- Born: 26 December 1956 Tamlouka, Algeria
- Died: 22 November 1999 (aged 42) Algiers, Algeria
- Occupation: Politician
- Known for: Winning in 1991 Algerian legislative election

= Abdelkader Hachani =

Algerian politician (1956–1999)

Abdelkader Hachani (/ɑːbdᵻl'kɑːdər 'hɑːʃəni/; عبد القادر حشاني; 26 December 1956 – 22 November 1999) was a leading figure and founding member of the Islamic Salvation Front (or FIS), an Algerian Islamist party.

== Early life ==
He was born in 1956 in Aïn Makhlouf or Skikda. He studied in the Algerian Petroleum Institute, an elite school for engineers, and after, started working at Sonatrach.

==Career==
Following the arrests of Abassi Madani and Ali Belhadj on 30 June 1991, he became the party's effective leader (after four days of contested leadership by Mohamed Said.) He led the party to victory in the National Assembly elections of December 1991; shortly afterwards, he was arrested on 22 January 1992.

As the Algerian Civil War raged, he was released in July 1997. The court handed him a sentence of five years, which he had already served waiting for the trial.

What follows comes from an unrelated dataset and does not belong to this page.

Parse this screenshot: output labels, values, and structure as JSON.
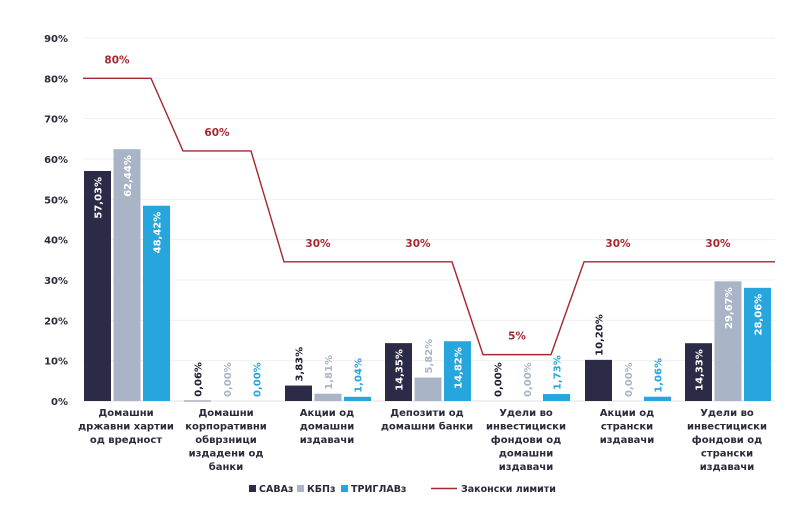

He played a prominent role in negotiating the Islamic Salvation Army's (AIS) cease-fire of October 1997, but condemned President Abdelaziz Bouteflika's Civil Harmony Act.

==Death==
Hachani was shot by an assassin in the waiting room of a dental clinic in the Bab El Oued district of Algiers on 22 November 1999, and he subsequently died in hospital. In December, the government announced that it had arrested Fouad Boulemia, a GIA member, for the murder; Boulemia was convicted in a controversial trial, sentenced to death, and then released.

Hachani was trained as a petrochemical engineer. Within FIS, he was considered a member of the Djaz'ara (Algerianist) wing. He left four children behind.